Overview of BCAA biosynthesis in L. lactis KF147. (A) Simple scheme of Ile, Val, and Leu amino acid production pathways. Each one-headed arrow represents one metabolic reaction, and each two-headed dashed arrow corresponds to more than one reaction. Genes are indicated beside the arrows. End products are indicated in ellipses. (B) Heat map of L. lactis KF147 BCAA biosynthesis genes differentially expressed (on a log₂ scale, P ≤ 0.05) during retentostat cultivation over the beginning of chemostat cultivation (day 0) (retentostat 1). Similar transcriptome results obtained in retentostat 2 confirmed the consistency of these results in an independent experiment.

FIG 5

Overview of Trp (AAA) and His biosynthesis in L. lactis KF147. (A) Simple scheme of Trp and His amino acid production pathways. One arrow represents one metabolic reaction, and dashed-line arrows correspond to more than one reaction. Genes are indicated beside the arrows. End products are indicated in ellipses. (B) Heat map of L. lactis KF147 BCAA Trp and His biosynthesis genes differentially expressed (on a log₂ scale, P ≤ 0.05) during retentostat cultivation over the beginning of chemostat cultivation (day 0) (retentostat 1).
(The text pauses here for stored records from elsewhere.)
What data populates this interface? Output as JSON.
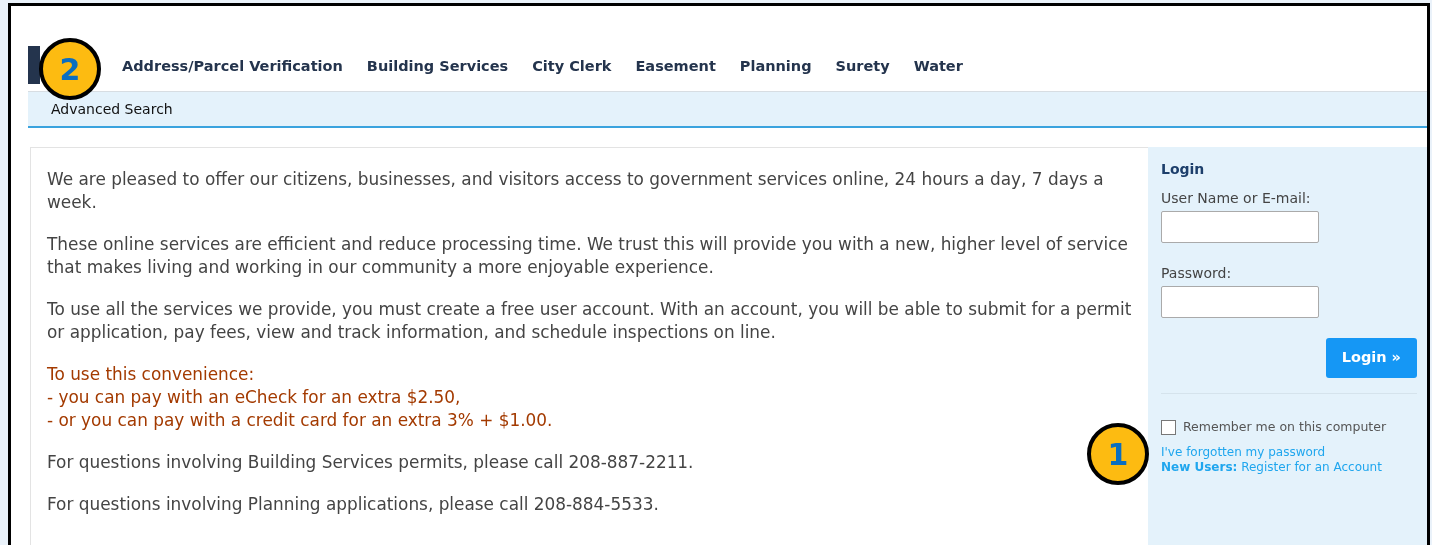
{
  "nav": {
    "tabs": [
      {
        "label": "Address/Parcel Verification"
      },
      {
        "label": "Building Services"
      },
      {
        "label": "City Clerk"
      },
      {
        "label": "Easement"
      },
      {
        "label": "Planning"
      },
      {
        "label": "Surety"
      },
      {
        "label": "Water"
      }
    ]
  },
  "subnav": {
    "links": [
      "Advanced Search"
    ]
  },
  "content": {
    "paragraphs": [
      {
        "kind": "text",
        "text": "We are pleased to offer our citizens, businesses, and visitors access to government services online, 24 hours a day, 7 days a week."
      },
      {
        "kind": "text",
        "text": "These online services are efficient and reduce processing time.  We trust this will provide you with a new, higher level of service that makes living and working in our community a more enjoyable experience."
      },
      {
        "kind": "text",
        "text": "To use all the services we provide, you must create a free user account. With an account, you will be able to submit for a permit or application, pay fees, view and track information, and schedule inspections on line."
      },
      {
        "kind": "notice",
        "lines": [
          "To use this convenience:",
          "- you can pay with an eCheck for an extra $2.50,",
          "- or you can pay with a credit card for an extra 3% + $1.00."
        ]
      },
      {
        "kind": "text",
        "text": "For questions involving Building Services permits, please call 208-887-2211."
      },
      {
        "kind": "text",
        "text": "For questions involving Planning applications, please call 208-884-5533."
      }
    ]
  },
  "login": {
    "title": "Login",
    "fields": [
      {
        "label": "User Name or E-mail:"
      },
      {
        "label": "Password:"
      }
    ],
    "button": "Login »",
    "remember": {
      "label": "Remember me on this computer",
      "checked": false
    },
    "links": [
      "I've forgotten my password",
      "**New Users:** Register for an Account"
    ]
  },
  "callouts": [
    {
      "number": "2"
    },
    {
      "number": "1"
    }
  ]
}
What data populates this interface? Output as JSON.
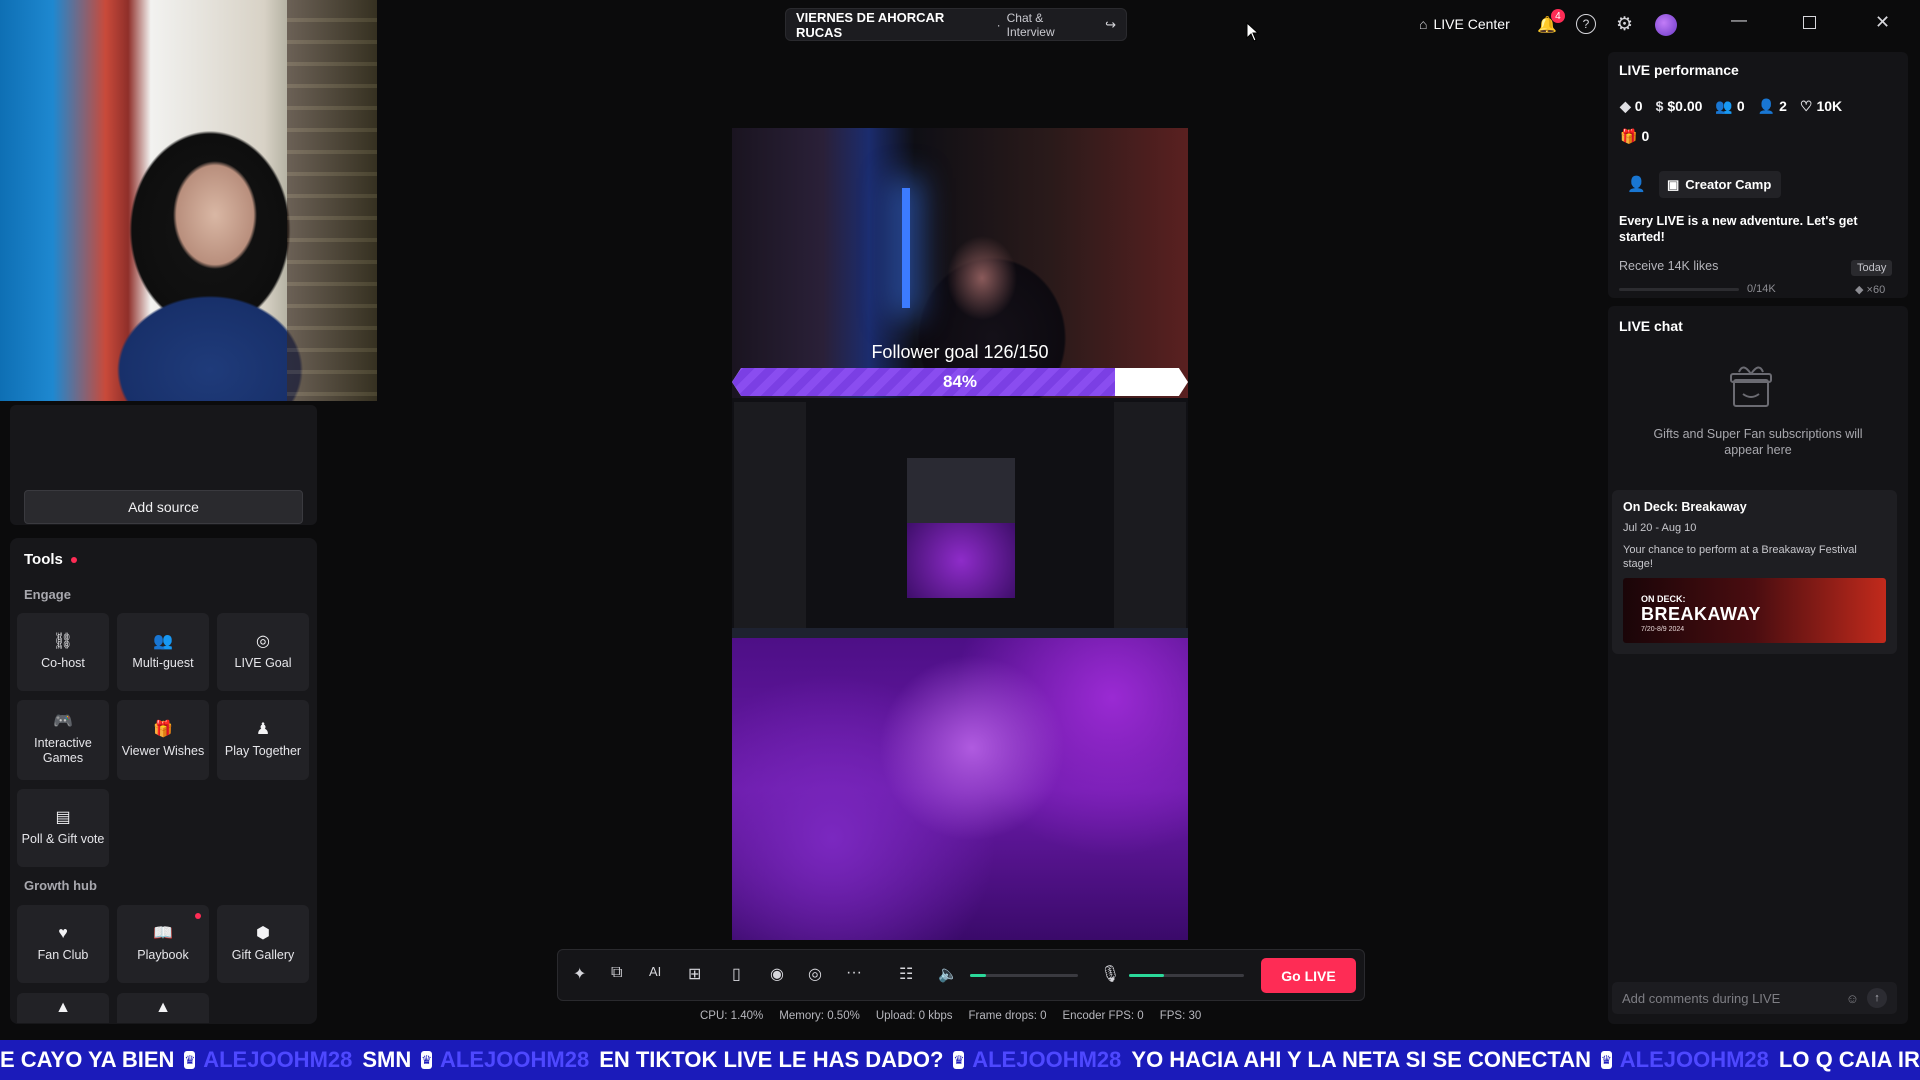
{
  "header": {
    "stream_title": "VIERNES DE AHORCAR RUCAS",
    "category": "Chat & Interview",
    "live_center": "LIVE Center",
    "notification_count": "4"
  },
  "left": {
    "add_source": "Add source",
    "tools_title": "Tools",
    "engage_label": "Engage",
    "growth_label": "Growth hub",
    "engage_tools": [
      {
        "label": "Co-host",
        "icon": "link-icon"
      },
      {
        "label": "Multi-guest",
        "icon": "users-icon"
      },
      {
        "label": "LIVE Goal",
        "icon": "target-icon"
      },
      {
        "label": "Interactive Games",
        "icon": "gamepad-icon"
      },
      {
        "label": "Viewer Wishes",
        "icon": "gift-icon"
      },
      {
        "label": "Play Together",
        "icon": "person-icon"
      },
      {
        "label": "Poll & Gift vote",
        "icon": "poll-icon"
      }
    ],
    "growth_tools": [
      {
        "label": "Fan Club",
        "icon": "heart-icon"
      },
      {
        "label": "Playbook",
        "icon": "playbook-icon"
      },
      {
        "label": "Gift Gallery",
        "icon": "gallery-icon"
      }
    ]
  },
  "preview": {
    "goal_text": "Follower goal 126/150",
    "goal_percent_label": "84%",
    "goal_fraction": 0.84
  },
  "controls": {
    "go_live": "Go LIVE",
    "speaker_volume": 0.15,
    "mic_volume": 0.3
  },
  "stats": {
    "cpu": "CPU: 1.40%",
    "memory": "Memory: 0.50%",
    "upload": "Upload: 0 kbps",
    "frame_drops": "Frame drops: 0",
    "encoder_fps": "Encoder FPS: 0",
    "fps": "FPS: 30"
  },
  "performance": {
    "title": "LIVE performance",
    "diamonds": "0",
    "earnings": "$0.00",
    "viewers": "0",
    "new_followers": "2",
    "likes": "10K",
    "gifters": "0",
    "creator_camp": "Creator Camp",
    "adventure_text": "Every LIVE is a new adventure. Let's get started!",
    "task": "Receive 14K likes",
    "task_when": "Today",
    "task_progress_label": "0/14K",
    "task_progress": 0,
    "task_reward": "×60"
  },
  "chat": {
    "title": "LIVE chat",
    "empty_text": "Gifts and Super Fan subscriptions will appear here",
    "ondeck_title": "On Deck: Breakaway",
    "ondeck_dates": "Jul 20 - Aug 10",
    "ondeck_desc": "Your chance to perform at a Breakaway Festival stage!",
    "banner_small": "ON DECK:",
    "banner_big": "BREAKAWAY",
    "banner_dates": "7/20-8/9 2024",
    "comment_placeholder": "Add comments during LIVE"
  },
  "ticker": {
    "user": "ALEJOOHM28",
    "messages": [
      "E CAYO YA BIEN",
      "SMN",
      "EN TIKTOK LIVE LE HAS DADO?",
      "YO HACIA AHI Y LA NETA SI SE CONECTAN",
      "LO Q CAIA IRL"
    ]
  },
  "colors": {
    "accent": "#fe2c55",
    "goal_fill": "#8a4df0",
    "slider": "#2bd99a",
    "ticker_bg": "#1b1bba"
  }
}
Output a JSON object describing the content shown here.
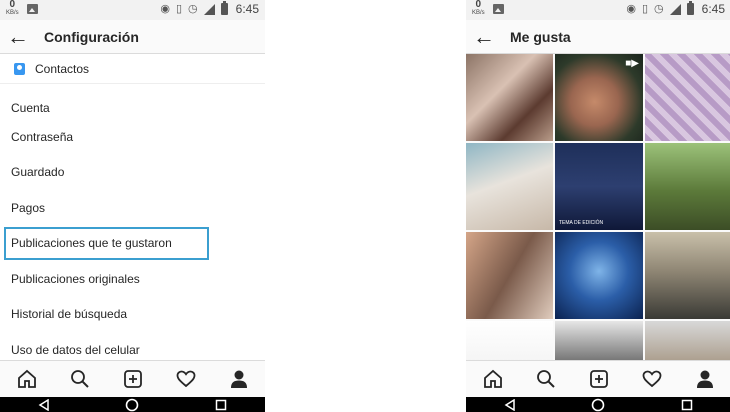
{
  "status_bar": {
    "kbs_value": "0",
    "kbs_unit": "KB/s",
    "time": "6:45"
  },
  "left_screen": {
    "title": "Configuración",
    "contacts_label": "Contactos",
    "section_header": "Cuenta",
    "items": [
      {
        "label": "Contraseña"
      },
      {
        "label": "Guardado"
      },
      {
        "label": "Pagos"
      },
      {
        "label": "Publicaciones que te gustaron",
        "highlighted": true
      },
      {
        "label": "Publicaciones originales"
      },
      {
        "label": "Historial de búsqueda"
      },
      {
        "label": "Uso de datos del celular"
      }
    ]
  },
  "right_screen": {
    "title": "Me gusta",
    "tiles": [
      {
        "desc": "woman-selfie"
      },
      {
        "desc": "man-selfie-video",
        "video": true
      },
      {
        "desc": "baby-on-blanket"
      },
      {
        "desc": "newborn-baby"
      },
      {
        "desc": "group-photo-blue",
        "caption": "TEMA DE EDICIÓN"
      },
      {
        "desc": "man-on-horse"
      },
      {
        "desc": "couple-selfie"
      },
      {
        "desc": "woman-blue-light"
      },
      {
        "desc": "sunset-landscape"
      },
      {
        "desc": "text-post"
      },
      {
        "desc": "woman-portrait"
      },
      {
        "desc": "man-with-dog"
      }
    ]
  },
  "icons": [
    "home-icon",
    "search-icon",
    "add-icon",
    "heart-icon",
    "profile-icon"
  ],
  "colors": {
    "highlight": "#3b9fd0",
    "contact_icon": "#3897f0"
  }
}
Similar transcriptome results obtained in retentostat 2 confirmed the consistency of these results in an independent experiment.

FIG 6

WebLogo visualization of the postulated CodY motif in L. lactis KF147 (A) and the experimentally identified CodY motif in L. lactis MG1363 (41) (B) and alignment of the CodY motifs of both strains. (A) The postulated CodY binding sequence found in L. lactis KF147. The CTGTCAG palindrome sequence that forms the core of the motif is positioned at nucleotides 2 to 8. The thymidine at position 5 appears to be conserved as well. (B) The experimentally verified CodY motif in L. lactis MG1363. (C) The consensus CodY motifs identified in L. lactis MG1363 and L. lactis KF147, in which the proposed motif sequence is underlined.

FIG 7

Graphs of the expression of genes involved in ribose (A) and mannitol (B) uptake and metabolism during retentostat cultivation over the beginning of chemostat cultivation (day 0) from model profiles 40 and 41 (retentostat 1). Similar transcriptome results obtained in retentostat 2 confirmed the consistency of these results in an independent experiment.

FIG 8

Integrated view of adaptive regulation of L. lactis KF147 to near-zero growth rates induced by retentostat cultivation. In rectangular boxes, red and green indicate increased and decreased expression of the functional categories shown, respectively.